Petrarch: Sonnets

Petrarch: Sonnets Analysis

Today—and for the last several centuries—Petrarch is famous almost exclusively for a series of more than 300 sonnets. In fact, he is specifically famous for the construction of the sonnet which bears his name as opposed to a similar yet slightly different construction referred to variously as the British or Shakespearean sonnet. Petrarch himself considered these love poems to be among the lower end of the voluminous literary output that he felt live on after he was gone. After all, Petrarch was literally there at both the place and time that gave birth to the Italian Renaissance. The poet is every bit as much a definitive figure of that remarkable era as Dante and Boccaccio. Or, for that matter, Da Vinci or Donatello.

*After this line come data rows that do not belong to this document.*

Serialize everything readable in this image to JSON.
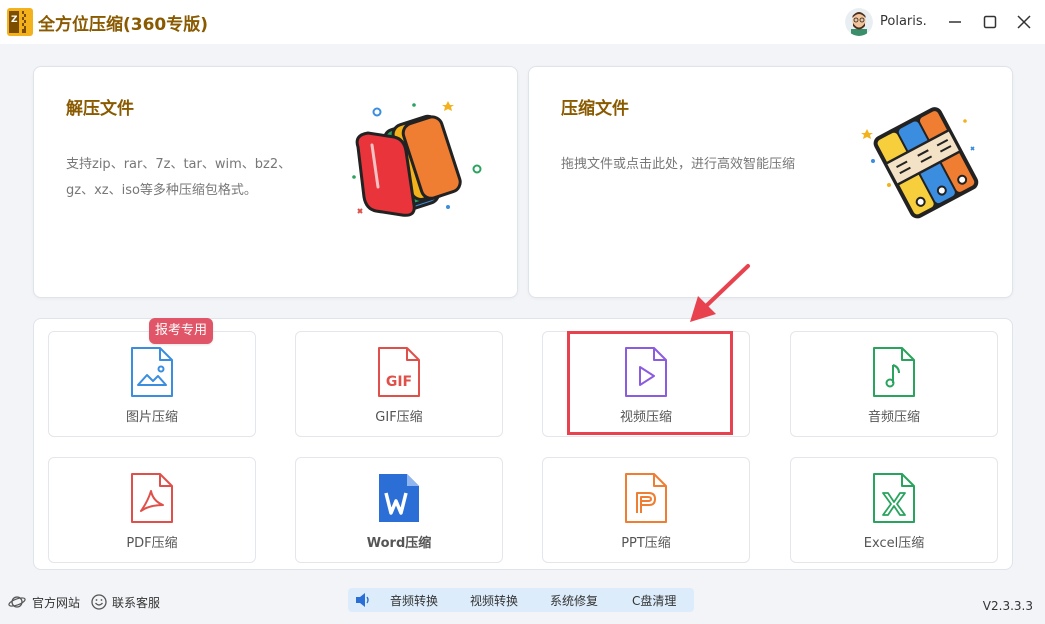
{
  "app": {
    "title": "全方位压缩(360专版)",
    "username": "Polaris."
  },
  "cards": {
    "extract": {
      "title": "解压文件",
      "desc": "支持zip、rar、7z、tar、wim、bz2、gz、xz、iso等多种压缩包格式。"
    },
    "compress": {
      "title": "压缩文件",
      "desc": "拖拽文件或点击此处，进行高效智能压缩"
    }
  },
  "badge": "报考专用",
  "tiles": [
    {
      "label": "图片压缩",
      "icon": "image-file-icon",
      "color": "#3b8de0"
    },
    {
      "label": "GIF压缩",
      "icon": "gif-file-icon",
      "color": "#e0504a"
    },
    {
      "label": "视频压缩",
      "icon": "video-file-icon",
      "color": "#8b5ce0"
    },
    {
      "label": "音频压缩",
      "icon": "audio-file-icon",
      "color": "#2aa35e"
    },
    {
      "label": "PDF压缩",
      "icon": "pdf-file-icon",
      "color": "#e0504a"
    },
    {
      "label": "Word压缩",
      "icon": "word-file-icon",
      "color": "#2b6fd6"
    },
    {
      "label": "PPT压缩",
      "icon": "ppt-file-icon",
      "color": "#ef7d32"
    },
    {
      "label": "Excel压缩",
      "icon": "excel-file-icon",
      "color": "#2aa35e"
    }
  ],
  "footer": {
    "website": "官方网站",
    "support": "联系客服",
    "tools": [
      "音频转换",
      "视频转换",
      "系统修复",
      "C盘清理"
    ],
    "version": "V2.3.3.3"
  },
  "colors": {
    "brand": "#8a5a00",
    "highlight": "#e8424f",
    "badge": "#e05567"
  }
}
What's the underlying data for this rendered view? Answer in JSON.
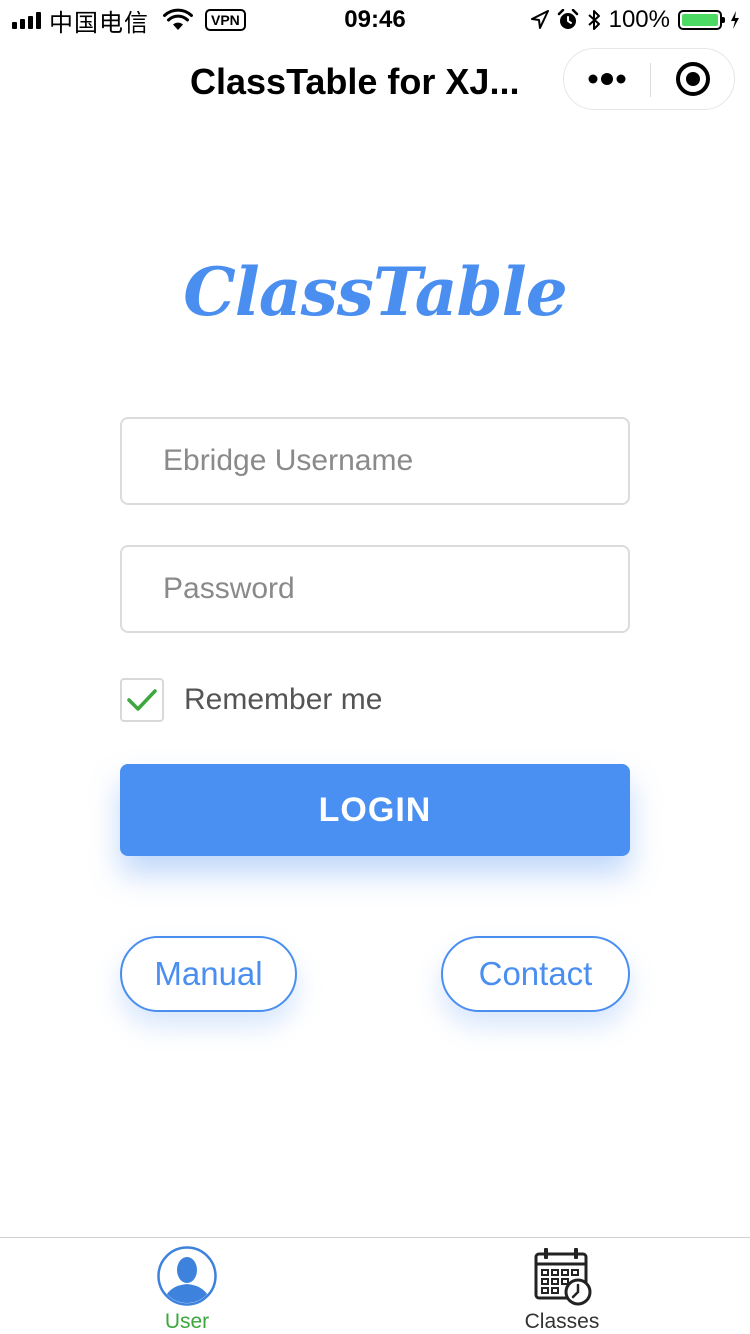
{
  "status_bar": {
    "carrier": "中国电信",
    "vpn": "VPN",
    "time": "09:46",
    "battery": "100%",
    "battery_level": 1.0,
    "battery_color": "#4cd964"
  },
  "nav": {
    "title": "ClassTable for XJ...",
    "more_icon": "more-dots-icon",
    "close_icon": "target-close-icon"
  },
  "logo": {
    "text": "ClassTable",
    "color": "#4a8ff0"
  },
  "form": {
    "username_placeholder": "Ebridge Username",
    "username_value": "",
    "password_placeholder": "Password",
    "password_value": "",
    "remember_label": "Remember me",
    "remember_checked": true,
    "login_label": "LOGIN"
  },
  "links": {
    "manual_label": "Manual",
    "contact_label": "Contact"
  },
  "tabbar": {
    "tabs": [
      {
        "label": "User",
        "icon": "user-avatar-icon",
        "active": true,
        "color": "#3ca73c"
      },
      {
        "label": "Classes",
        "icon": "calendar-clock-icon",
        "active": false,
        "color": "#333333"
      }
    ]
  },
  "colors": {
    "accent": "#4a8ff2",
    "checkbox_check": "#3ca73c"
  }
}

Petrarch’s Letter to Posterity stands as one of the rare examples of autobiography written between Augustine’s Confessions and the 19th century. On His Own Ignorance and That of Others is a genuinely creative work of research that provides analysis of the works and ideas of Aristotle, Cicero, and Seneca while simultaneously imitating each of their distinctive styles. Perhaps because he was so well-acquainted with the works of past masters ranging from Augustine to Vergil—and doubtlessly due to partly to a life lived mostly in the seclusion that fostered his prodigious output—Petrarch was actually keenly aware of the significance of writing with future readers in mind. Part of his overall concept of the literary life was directed specifically toward devoting his energies to the kind of writing would outlive him.

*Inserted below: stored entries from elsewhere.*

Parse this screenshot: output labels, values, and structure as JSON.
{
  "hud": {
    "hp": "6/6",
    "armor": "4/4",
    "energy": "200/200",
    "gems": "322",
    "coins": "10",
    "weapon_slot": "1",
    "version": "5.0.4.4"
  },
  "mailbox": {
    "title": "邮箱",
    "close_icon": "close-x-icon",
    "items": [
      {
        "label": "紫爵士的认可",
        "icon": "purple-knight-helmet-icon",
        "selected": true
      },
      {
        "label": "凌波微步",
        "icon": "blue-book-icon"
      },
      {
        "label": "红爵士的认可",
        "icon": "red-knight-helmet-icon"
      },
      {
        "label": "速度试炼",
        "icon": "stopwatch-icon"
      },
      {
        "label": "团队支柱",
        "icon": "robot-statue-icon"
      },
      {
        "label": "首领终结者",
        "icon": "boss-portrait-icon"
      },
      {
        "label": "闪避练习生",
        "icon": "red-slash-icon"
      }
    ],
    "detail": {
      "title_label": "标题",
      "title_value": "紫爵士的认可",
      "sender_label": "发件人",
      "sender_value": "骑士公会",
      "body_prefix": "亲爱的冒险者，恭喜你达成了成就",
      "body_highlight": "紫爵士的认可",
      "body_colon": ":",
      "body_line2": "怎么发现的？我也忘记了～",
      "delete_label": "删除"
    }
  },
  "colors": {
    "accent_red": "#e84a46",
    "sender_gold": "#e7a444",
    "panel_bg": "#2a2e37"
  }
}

Which makes the fact that he is today know almost exclusively for his sonnets all that more ironic. He did not even invent the sonnet form on which his fame rests. That honor typically goes to Giacomo da Lentino, a fellow Italian poet writing in the previous century. While he may not have invented the sonnet, Petrarch is unquestionably the writer who made it a popular. In fact, he made it so popular that despite his low opinion of its place among his own canon, he published more than 300 sonnets in a collection retitled Canzoniere after his death. The original title that the author gave his collection of sonnets translates into English as “Fragments of Common Things.”

Perhaps the single most interesting aspect of this collection for non-academics is that the poetry which made Petrarch famous and lent his name to a poetic form that has never gone out of style is one single woman. A real, actual living woman named Laura; most likely Laura de Noves whom he saw one day in church and in a moment inspiration that would result in her becoming his muse, but not his lover. She was married and that circumstance disallowed any actual romantic connection. Instead, Petrarch sublimated his doubtlessly frustrated sexual desire into an artistic pursuit that became an aesthetic revolution.

The “Laura” of those hundreds of poems becomes more than merely mortal flesh and blood while also never losing her essential quality of humanity. This retention of humanity not only allows her to escape the dead-end trajectory of becoming an idealized fantasy, but it also responsible for her ever lapsing into the imaginary. The sheer emotional power of the sonnets eradicate all attempts to argue that Laura belongs to that category of imaginary muse like the infamous Julia who lives only in the many poems Robert Herrick wrote about her. Laura was unquestionably flesh and blood and Petrarch unquestionably was obsessed with her from that day he spotted her in church. After all, many of sonnets were written in loving memory of her following her death.

It is a testament to the power of emotion over intellect that literature can create in some readers that it is the sonnets for which Petrarch remains famous rather than his extensive collection of what might objectively be termed superior works of literature. While admiring a writer’s ability to sound like Aristotle while analyzing Aristotle’s works is one thing, it is something else entirely to feel as though you know a woman who existed half a millennia ago. The power of Petrarch’s sonnets belongs only partly to the poet. Laura is every bit as responsible for giving those poems the timeless quality Petrarch wanted so much.